Los participantes en el encuentro se convirtieron por la tarde en peregrinos, pues tuvieron la oportunidad de caminar hasta la tumba del Apóstol Santiago desde el Monte do Gozo. Entraron en la catedral y veneraron la tumba apostólica para posteriormente rezar Vísperas en la Iglesia de San Francisco y visitar el Pórtico de la Gloria y el museo de la catedral.

“Santo Apóstol Santiago, haz que desde aquí resuene la esperanza”

En su homilía de clausura del encuentro de presidentes de Conferencias Episcopales de Europa, monseñor Barrio dice que no “debemos olvidar la clave de la eternidad para entrar en el ordenador temporal de nuestra existencia”

Final de las sesiones de trabajo de la Asamblea General del Consejo de Conferencias Episcopales de Europa en Santiago. Este domingo 6 de octubre, la Eucaristía que presidió el arzobispo de Compostela, monseñor Julián Barrio, y la visita al Centro de Acogida de Peregrinos de Carretas, clausuraron este encuentro que se había desarrollado desde el pasado jueves. “¡Santo Apóstol Santiago, haz que desde aquí resuene la esperanza!”, comentaba monseñor Barrio en su homilía. “Celebrar el día del Señor es fortalecer nuestra esperanza, pues no debemos olvidar la clave de la eternidad para entrar en el ordenador temporal de nuestra existencia. La Palabra de Dios en este domingo nos habla de la fe. Decir fe para un cristiano es decirlo todo. Estamos en la vida como en un castillo. La fe es como esa ventana de nuestro castillo, que nos ofrece la posibilidad de superación de nuestros límites, una salida del castillo, una respuesta a la necesidad de libertad y de infinito que llevamos en nuestro corazón”, añadía el arzobispo compostelano en la Iglesia de San Francisco.

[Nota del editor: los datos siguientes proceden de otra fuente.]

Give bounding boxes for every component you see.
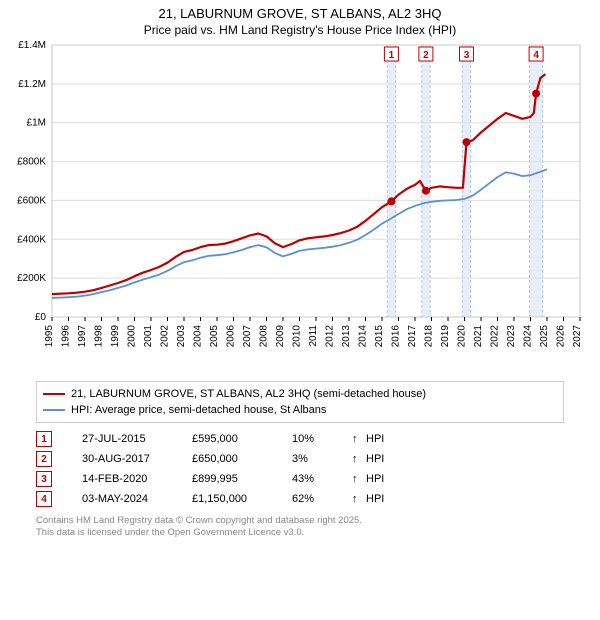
svg-text:2004: 2004: [193, 325, 204, 348]
transaction-pct: 62%: [292, 493, 352, 505]
legend: 21, LABURNUM GROVE, ST ALBANS, AL2 3HQ (…: [36, 381, 564, 423]
footer-line: Contains HM Land Registry data © Crown c…: [36, 515, 564, 527]
legend-swatch: [43, 393, 65, 395]
transaction-pct: 43%: [292, 473, 352, 485]
up-arrow-icon: ↑: [352, 433, 366, 445]
price-chart: £0 £200K £400K £600K £800K £1M £1.2M £1.4M 1995 1…: [0, 37, 600, 377]
svg-text:2018: 2018: [424, 325, 435, 348]
transaction-date: 30-AUG-2017: [82, 453, 192, 465]
svg-text:2002: 2002: [160, 325, 171, 348]
svg-text:4: 4: [533, 50, 539, 61]
transaction-row: 1 27-JUL-2015£595,00010%↑HPI: [36, 429, 564, 449]
svg-text:2025: 2025: [539, 325, 550, 348]
transaction-date: 14-FEB-2020: [82, 473, 192, 485]
transaction-price: £899,995: [192, 473, 292, 485]
transactions-table: 127-JUL-2015£595,00010%↑HPI230-AUG-2017£…: [36, 429, 564, 509]
up-arrow-icon: ↑: [352, 493, 366, 505]
transaction-badge: 3: [36, 471, 52, 487]
transaction-suffix: HPI: [366, 433, 396, 445]
svg-text:2007: 2007: [242, 325, 253, 348]
svg-text:2026: 2026: [556, 325, 567, 348]
svg-text:2013: 2013: [341, 325, 352, 348]
svg-text:2021: 2021: [473, 325, 484, 348]
svg-text:1997: 1997: [77, 325, 88, 348]
svg-text:1996: 1996: [61, 325, 72, 348]
transaction-price: £595,000: [192, 433, 292, 445]
svg-text:2006: 2006: [226, 325, 237, 348]
transaction-row: 3 14-FEB-2020£899,99543%↑HPI: [36, 469, 564, 489]
svg-text:1999: 1999: [110, 325, 121, 348]
up-arrow-icon: ↑: [352, 473, 366, 485]
page-title: 21, LABURNUM GROVE, ST ALBANS, AL2 3HQ: [0, 6, 600, 21]
svg-text:£1M: £1M: [27, 118, 46, 129]
svg-text:2023: 2023: [506, 325, 517, 348]
transaction-suffix: HPI: [366, 473, 396, 485]
svg-text:2: 2: [423, 50, 429, 61]
svg-text:2005: 2005: [209, 325, 220, 348]
footer: Contains HM Land Registry data © Crown c…: [36, 515, 564, 539]
svg-text:2017: 2017: [407, 325, 418, 348]
svg-text:2008: 2008: [259, 325, 270, 348]
transaction-badge: 1: [36, 431, 52, 447]
svg-text:2014: 2014: [358, 325, 369, 348]
legend-item: 21, LABURNUM GROVE, ST ALBANS, AL2 3HQ (…: [43, 386, 557, 402]
svg-text:2012: 2012: [325, 325, 336, 348]
svg-text:1995: 1995: [44, 325, 55, 348]
svg-text:2016: 2016: [391, 325, 402, 348]
transaction-price: £650,000: [192, 453, 292, 465]
transaction-pct: 3%: [292, 453, 352, 465]
transaction-badge: 2: [36, 451, 52, 467]
page-subtitle: Price paid vs. HM Land Registry's House …: [0, 23, 600, 37]
svg-text:2024: 2024: [523, 325, 534, 348]
transaction-pct: 10%: [292, 433, 352, 445]
svg-text:2022: 2022: [490, 325, 501, 348]
legend-item: HPI: Average price, semi-detached house,…: [43, 402, 557, 418]
svg-text:2010: 2010: [292, 325, 303, 348]
svg-text:2009: 2009: [275, 325, 286, 348]
svg-text:3: 3: [464, 50, 470, 61]
legend-swatch: [43, 409, 65, 411]
transaction-suffix: HPI: [366, 493, 396, 505]
transaction-row: 2 30-AUG-2017£650,0003%↑HPI: [36, 449, 564, 469]
footer-line: This data is licensed under the Open Gov…: [36, 527, 564, 539]
transaction-row: 4 03-MAY-2024£1,150,00062%↑HPI: [36, 489, 564, 509]
legend-label: 21, LABURNUM GROVE, ST ALBANS, AL2 3HQ (…: [71, 388, 426, 400]
svg-text:2000: 2000: [127, 325, 138, 348]
svg-text:£800K: £800K: [17, 157, 46, 168]
svg-text:2001: 2001: [143, 325, 154, 348]
svg-text:1: 1: [389, 50, 395, 61]
transaction-date: 27-JUL-2015: [82, 433, 192, 445]
svg-text:£0: £0: [35, 312, 47, 323]
svg-text:2027: 2027: [572, 325, 583, 348]
legend-label: HPI: Average price, semi-detached house,…: [71, 404, 326, 416]
transaction-date: 03-MAY-2024: [82, 493, 192, 505]
svg-text:£200K: £200K: [17, 273, 46, 284]
svg-text:2020: 2020: [457, 325, 468, 348]
transaction-suffix: HPI: [366, 453, 396, 465]
svg-text:1998: 1998: [94, 325, 105, 348]
svg-text:£1.2M: £1.2M: [18, 79, 46, 90]
svg-text:£600K: £600K: [17, 195, 46, 206]
up-arrow-icon: ↑: [352, 453, 366, 465]
transaction-price: £1,150,000: [192, 493, 292, 505]
svg-text:2019: 2019: [440, 325, 451, 348]
svg-text:2011: 2011: [308, 325, 319, 347]
svg-text:2015: 2015: [374, 325, 385, 348]
svg-text:2003: 2003: [176, 325, 187, 348]
svg-text:£1.4M: £1.4M: [18, 40, 46, 51]
transaction-badge: 4: [36, 491, 52, 507]
svg-text:£400K: £400K: [17, 234, 46, 245]
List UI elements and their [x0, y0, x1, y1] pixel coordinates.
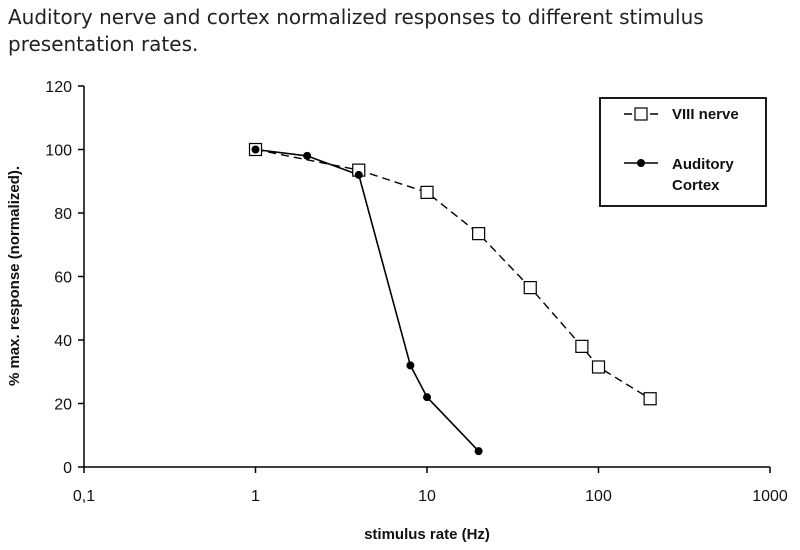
y-tick-label: 120 — [45, 79, 72, 96]
series-1-point — [423, 393, 431, 402]
y-axis-label: % max. response (normalized). — [6, 166, 23, 386]
y-tick-label: 100 — [45, 143, 72, 160]
series-1-point — [354, 170, 363, 179]
series-0-point — [420, 185, 434, 199]
series-1-point — [303, 151, 312, 160]
y-tick-label: 80 — [54, 206, 72, 223]
series-0-point — [591, 360, 606, 374]
series-0-point — [575, 339, 589, 353]
x-tick-label: 1 — [251, 488, 260, 505]
legend-cortex-label-line-1: Auditory — [672, 156, 734, 173]
ticks: 0 20 40 60 80 100 120 0,1 1 10 100 1000 — [45, 79, 788, 505]
series-layer — [248, 142, 657, 456]
x-tick-label: 1000 — [752, 488, 788, 505]
legend-box — [599, 97, 767, 207]
legend-cortex-marker — [637, 159, 645, 167]
x-axis-label: stimulus rate (Hz) — [364, 526, 490, 543]
chart-title: Auditory nerve and cortex normalized res… — [8, 4, 798, 58]
series-0-point — [643, 392, 657, 406]
series-0-point — [472, 227, 486, 241]
legend: VIII nerve Auditory Cortex — [599, 97, 767, 207]
legend-cortex-label-line-2: Cortex — [672, 177, 720, 194]
chart-title-line-2: presentation rates. — [8, 32, 199, 56]
y-tick-label: 0 — [63, 460, 72, 477]
legend-nerve-marker — [634, 107, 648, 121]
series-1-point — [474, 447, 483, 456]
y-tick-label: 60 — [54, 270, 72, 287]
x-tick-label: 10 — [418, 488, 436, 505]
y-tick-label: 20 — [54, 397, 72, 414]
series-0-point — [523, 281, 537, 295]
x-tick-label: 0,1 — [73, 488, 95, 505]
chart-title-line-1: Auditory nerve and cortex normalized res… — [8, 5, 704, 29]
series-1-point — [251, 145, 260, 154]
y-tick-label: 40 — [54, 333, 72, 350]
series-line-0 — [255, 148, 651, 400]
series-1-point — [406, 361, 415, 370]
series-line-1 — [255, 148, 480, 452]
legend-nerve-label: VIII nerve — [672, 106, 739, 123]
x-tick-label: 100 — [585, 488, 612, 505]
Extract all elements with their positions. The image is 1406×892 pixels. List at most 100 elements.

La visita al Centro de Acogida de los Peregrinos, así como la peregrinación desde el Monte do Gozo, o la visita a la catedral, con el abrazo al Apóstol y la contemplación del Pórtico de la Gloria, fueron momentos importantes que enmarcaron el trabajo de los presidentes de las Conferencias Episcopales de Europa y, sobre todo, el mensaje final en el que invitaban a Europa a recobrar sus raíces, a salir de su angustia y percibir los signos de esperanza en medio de las dificultades. Un mensaje en el que los obispos señalaban: “Europa, alégrate de la bondad de tu gente, de los muchos santos escondidos que cada día contribuyen en silencio a la construcción de una sociedad civil más justa y humana. Cuida a las familias, las únicas capaces de asegurar nuestro futuro. Reconoce con gratitud su fe en Dios y su ejemplo”.

En la jornada del sábado había intervenido el cardenal Vincent Nichols, vicepresidente del Consejo, para después dar paso a una de las sesiones de trabajo sobre el lema de la reunión (“Europa, ¿hora de despertar? Los signos de la esperanza”) en la que participaron monseñor Alain Paul Lebeaupin, nuncio ante la UE; Manuel Barros Prieto, secretario general de la COMECE; y monseñor Paolo Rudelli, observador permanente de la Santa Sede ante el Consejo de Europa. En otra de las sesiones de trabajo se habló sobre la santidad en Europa en el siglo XX.